Ancient and Medieval Farming

A field of wheat
People did not farm at all until around 10,000 BC, or about 12,000 years ago. About that time, there was a climate change that made it hotter and drier. People had to crowd into the places where there was still enough water. They probably began farming because the area where they lived got too crowded. There got to be so many people there that they couldn't all get enough food just by hunting and gathering and fishing. Wild plants that you can eat don't grow close enough together. There are too many inedible plants in between. If you plant your own seeds, you can make there be more wheat and fewer weeds, so there is enough food for more people (though there tends to be less variety in the food, and so the food these people have to eat is boring and less healthy than what hunter-gatherers eat, and it is a lot more work than gathering).

Irrigating a cotton field in China, c. 1750 AD
from Columbia University
There are four main things you have to do in order to farm. First, you have to get the seeds in the ground. In most parts of Europe, northern Africa, and Western Asia, people plant their seeds in the fall, around October.
Sowing Seeds
You can do it seed by seed, digging little holes, but usually people
used a plow. Mostly men did the plowing, because
you have to have very strong arms, and women often walked behind the
men, planting the seeds. The main kinds of plants that people planted
were grains: wheat, barley, millet,
oats and rye, and legumes like peas, lentils, and chickpeas. People
also planted trees, especially fruit trees and olive
trees, and grapevines. Most people
also had a small vegetable garden, for onions, cucumbers, garlic, spinach, lettuce, cabbage, and herbs like rosemary, oregano, thyme and mint.
(Click here for more about cooking and
food).
Second, you have to weed the fields: you have to kill as many of the weeds as possible, so the plants you want will have room to grow.
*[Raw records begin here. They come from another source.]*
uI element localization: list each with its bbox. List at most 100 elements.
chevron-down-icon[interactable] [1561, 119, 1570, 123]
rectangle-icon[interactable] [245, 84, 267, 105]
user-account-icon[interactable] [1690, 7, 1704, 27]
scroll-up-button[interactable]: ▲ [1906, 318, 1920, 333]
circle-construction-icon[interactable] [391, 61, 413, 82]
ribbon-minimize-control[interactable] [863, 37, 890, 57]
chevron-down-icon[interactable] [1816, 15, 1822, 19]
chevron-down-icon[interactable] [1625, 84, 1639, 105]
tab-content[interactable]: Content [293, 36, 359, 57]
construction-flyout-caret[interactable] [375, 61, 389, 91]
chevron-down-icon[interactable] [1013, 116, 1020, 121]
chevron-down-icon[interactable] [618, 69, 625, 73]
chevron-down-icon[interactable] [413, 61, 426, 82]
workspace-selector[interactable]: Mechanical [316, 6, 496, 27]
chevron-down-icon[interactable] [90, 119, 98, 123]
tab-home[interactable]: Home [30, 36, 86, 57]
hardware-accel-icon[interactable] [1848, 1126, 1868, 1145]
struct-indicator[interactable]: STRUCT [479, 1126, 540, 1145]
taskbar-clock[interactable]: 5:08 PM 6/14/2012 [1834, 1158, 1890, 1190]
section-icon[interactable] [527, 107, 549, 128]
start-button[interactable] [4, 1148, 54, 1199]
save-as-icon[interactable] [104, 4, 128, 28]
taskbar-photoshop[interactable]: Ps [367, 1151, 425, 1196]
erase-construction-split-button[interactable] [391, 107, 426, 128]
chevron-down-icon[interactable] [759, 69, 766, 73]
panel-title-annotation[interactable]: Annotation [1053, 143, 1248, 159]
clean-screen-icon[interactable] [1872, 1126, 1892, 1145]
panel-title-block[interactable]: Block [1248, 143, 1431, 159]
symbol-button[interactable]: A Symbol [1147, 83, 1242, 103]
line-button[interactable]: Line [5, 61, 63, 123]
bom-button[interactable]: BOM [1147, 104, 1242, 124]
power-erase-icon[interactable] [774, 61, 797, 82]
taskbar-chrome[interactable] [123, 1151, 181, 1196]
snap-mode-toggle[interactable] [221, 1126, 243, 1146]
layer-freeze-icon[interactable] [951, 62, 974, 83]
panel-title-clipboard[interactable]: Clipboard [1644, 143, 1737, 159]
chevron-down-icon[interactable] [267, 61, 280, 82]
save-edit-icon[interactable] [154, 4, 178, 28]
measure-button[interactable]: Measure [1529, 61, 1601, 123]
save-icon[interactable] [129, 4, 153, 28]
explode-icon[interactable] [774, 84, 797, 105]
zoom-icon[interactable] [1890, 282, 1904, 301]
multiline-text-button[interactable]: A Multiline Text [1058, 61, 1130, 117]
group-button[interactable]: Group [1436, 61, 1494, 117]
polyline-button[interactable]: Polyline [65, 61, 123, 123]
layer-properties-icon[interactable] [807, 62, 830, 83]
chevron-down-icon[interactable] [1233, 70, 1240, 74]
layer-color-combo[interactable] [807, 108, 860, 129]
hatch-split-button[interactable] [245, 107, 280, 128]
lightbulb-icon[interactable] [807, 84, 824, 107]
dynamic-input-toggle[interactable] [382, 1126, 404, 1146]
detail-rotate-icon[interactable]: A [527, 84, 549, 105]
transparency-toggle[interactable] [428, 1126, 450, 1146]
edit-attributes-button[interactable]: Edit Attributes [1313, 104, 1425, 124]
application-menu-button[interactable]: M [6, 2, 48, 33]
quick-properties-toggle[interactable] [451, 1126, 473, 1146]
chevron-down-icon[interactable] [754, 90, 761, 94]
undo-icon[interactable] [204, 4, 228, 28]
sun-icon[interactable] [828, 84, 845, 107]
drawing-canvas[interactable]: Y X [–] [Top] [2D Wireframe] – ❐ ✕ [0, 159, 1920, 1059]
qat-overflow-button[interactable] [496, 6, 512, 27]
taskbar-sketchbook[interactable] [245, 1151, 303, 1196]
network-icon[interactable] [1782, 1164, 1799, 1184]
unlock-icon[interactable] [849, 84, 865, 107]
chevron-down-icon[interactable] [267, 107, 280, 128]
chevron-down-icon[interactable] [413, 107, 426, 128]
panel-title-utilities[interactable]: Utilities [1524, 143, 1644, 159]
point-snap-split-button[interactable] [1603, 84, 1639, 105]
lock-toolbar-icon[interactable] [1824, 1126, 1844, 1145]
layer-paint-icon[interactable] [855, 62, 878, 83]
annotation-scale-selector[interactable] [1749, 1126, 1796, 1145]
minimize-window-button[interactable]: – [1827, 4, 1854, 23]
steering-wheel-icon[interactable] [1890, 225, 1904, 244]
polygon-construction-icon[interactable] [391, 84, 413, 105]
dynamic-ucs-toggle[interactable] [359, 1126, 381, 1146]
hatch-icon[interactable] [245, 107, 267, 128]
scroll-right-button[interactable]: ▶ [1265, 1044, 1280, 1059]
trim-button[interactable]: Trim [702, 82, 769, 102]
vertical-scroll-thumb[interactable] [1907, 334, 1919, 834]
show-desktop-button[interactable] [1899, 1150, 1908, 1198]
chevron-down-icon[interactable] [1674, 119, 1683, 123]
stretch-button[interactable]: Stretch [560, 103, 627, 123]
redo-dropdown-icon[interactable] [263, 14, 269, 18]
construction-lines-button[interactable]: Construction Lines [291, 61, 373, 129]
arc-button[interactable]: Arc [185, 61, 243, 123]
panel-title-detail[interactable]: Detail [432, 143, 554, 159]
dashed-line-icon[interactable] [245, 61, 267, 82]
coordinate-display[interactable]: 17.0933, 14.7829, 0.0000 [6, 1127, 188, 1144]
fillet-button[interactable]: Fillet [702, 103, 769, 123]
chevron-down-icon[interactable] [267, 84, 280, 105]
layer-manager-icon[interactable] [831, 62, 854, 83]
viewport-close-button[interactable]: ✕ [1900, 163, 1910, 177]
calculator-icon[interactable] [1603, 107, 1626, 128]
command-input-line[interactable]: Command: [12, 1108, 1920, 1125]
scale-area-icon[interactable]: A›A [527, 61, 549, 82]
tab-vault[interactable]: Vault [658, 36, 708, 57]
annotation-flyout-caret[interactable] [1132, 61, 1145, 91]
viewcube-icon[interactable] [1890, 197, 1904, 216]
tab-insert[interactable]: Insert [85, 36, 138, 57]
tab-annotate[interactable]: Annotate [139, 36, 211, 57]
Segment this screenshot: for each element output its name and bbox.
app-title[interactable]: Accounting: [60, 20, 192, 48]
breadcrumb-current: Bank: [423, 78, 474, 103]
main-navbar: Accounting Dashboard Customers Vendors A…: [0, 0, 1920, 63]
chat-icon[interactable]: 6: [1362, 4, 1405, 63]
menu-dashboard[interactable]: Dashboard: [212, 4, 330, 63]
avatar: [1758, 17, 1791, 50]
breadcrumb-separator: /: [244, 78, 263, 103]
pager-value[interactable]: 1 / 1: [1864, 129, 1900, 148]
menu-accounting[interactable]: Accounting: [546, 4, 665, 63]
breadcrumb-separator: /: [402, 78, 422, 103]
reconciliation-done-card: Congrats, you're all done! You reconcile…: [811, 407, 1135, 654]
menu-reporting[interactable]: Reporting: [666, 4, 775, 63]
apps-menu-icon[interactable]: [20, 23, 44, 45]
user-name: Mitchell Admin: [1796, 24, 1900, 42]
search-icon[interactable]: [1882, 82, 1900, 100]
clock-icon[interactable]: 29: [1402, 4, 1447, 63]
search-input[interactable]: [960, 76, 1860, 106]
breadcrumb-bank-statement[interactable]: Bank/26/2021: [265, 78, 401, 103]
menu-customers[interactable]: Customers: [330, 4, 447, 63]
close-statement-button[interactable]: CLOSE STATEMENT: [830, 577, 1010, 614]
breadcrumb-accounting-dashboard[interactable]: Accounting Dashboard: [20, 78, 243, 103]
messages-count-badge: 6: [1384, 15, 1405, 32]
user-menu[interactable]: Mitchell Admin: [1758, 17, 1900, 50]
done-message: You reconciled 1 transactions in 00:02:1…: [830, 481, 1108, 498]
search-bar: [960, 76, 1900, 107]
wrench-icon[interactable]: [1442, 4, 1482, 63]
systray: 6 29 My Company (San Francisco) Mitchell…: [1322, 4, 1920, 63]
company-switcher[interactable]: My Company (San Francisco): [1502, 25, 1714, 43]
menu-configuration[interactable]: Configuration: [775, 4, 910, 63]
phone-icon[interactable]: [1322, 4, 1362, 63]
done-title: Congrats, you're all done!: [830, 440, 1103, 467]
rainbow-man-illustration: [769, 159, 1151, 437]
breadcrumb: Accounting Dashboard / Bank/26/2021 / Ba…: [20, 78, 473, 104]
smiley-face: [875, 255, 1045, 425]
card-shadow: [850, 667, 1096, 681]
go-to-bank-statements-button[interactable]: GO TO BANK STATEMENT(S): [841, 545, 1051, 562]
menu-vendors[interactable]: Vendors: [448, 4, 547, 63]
Usually women did most of the weeding, using a hoe. Sometimes you have to water them as well. Mostly this was done with irrigation canals and ditches. In people's vegetable gardens, people often carried their water by hand from a stream or a well.

Third, you have to harvest the fields. In most of the Mediterranean people harvest grain around June. You have to cut down or pull up the plants. It is usually men who cut (reap) the grain, with sickles. Women rake and stack the grain. In the Stone Age, sickles were made of wood or bone, with little stone teeth set into them, to make them into a kind of wedge.

In the Bronze Age, some fancy sickles were made of bronze, but still most people used stone sickles. After about 1000 BC, iron sickles began to be used in a lot of places, but you still find some people using the cheaper home-made stone sickles for another thousand years or more. Legumes are usually pulled up whole, plants and all, and dried that way. But vegetables have to be picked by hand.

After the grain was reaped, it had to be threshed. You have to somehow separate the wheat (the part you eat) from the chaff (the part you can't eat). Usually people spread all their wheat out on a clean hard surface (the threshing floor) on a windy day and used wooden pitchforks to throw it up into the air, so that the wind would blow away the lighter chaff and the heavier grain would fall back down to the threshing floor. You had to do it over and over until the grain was all threshed.
Finally, the fourth thing you have to do is to store the grain safely until you want to eat it. This turned out to be very hard, and people tried a lot of different ways before they found a good way to store grain. They finally stored the grain in clay pots - this may be what made people invent pottery.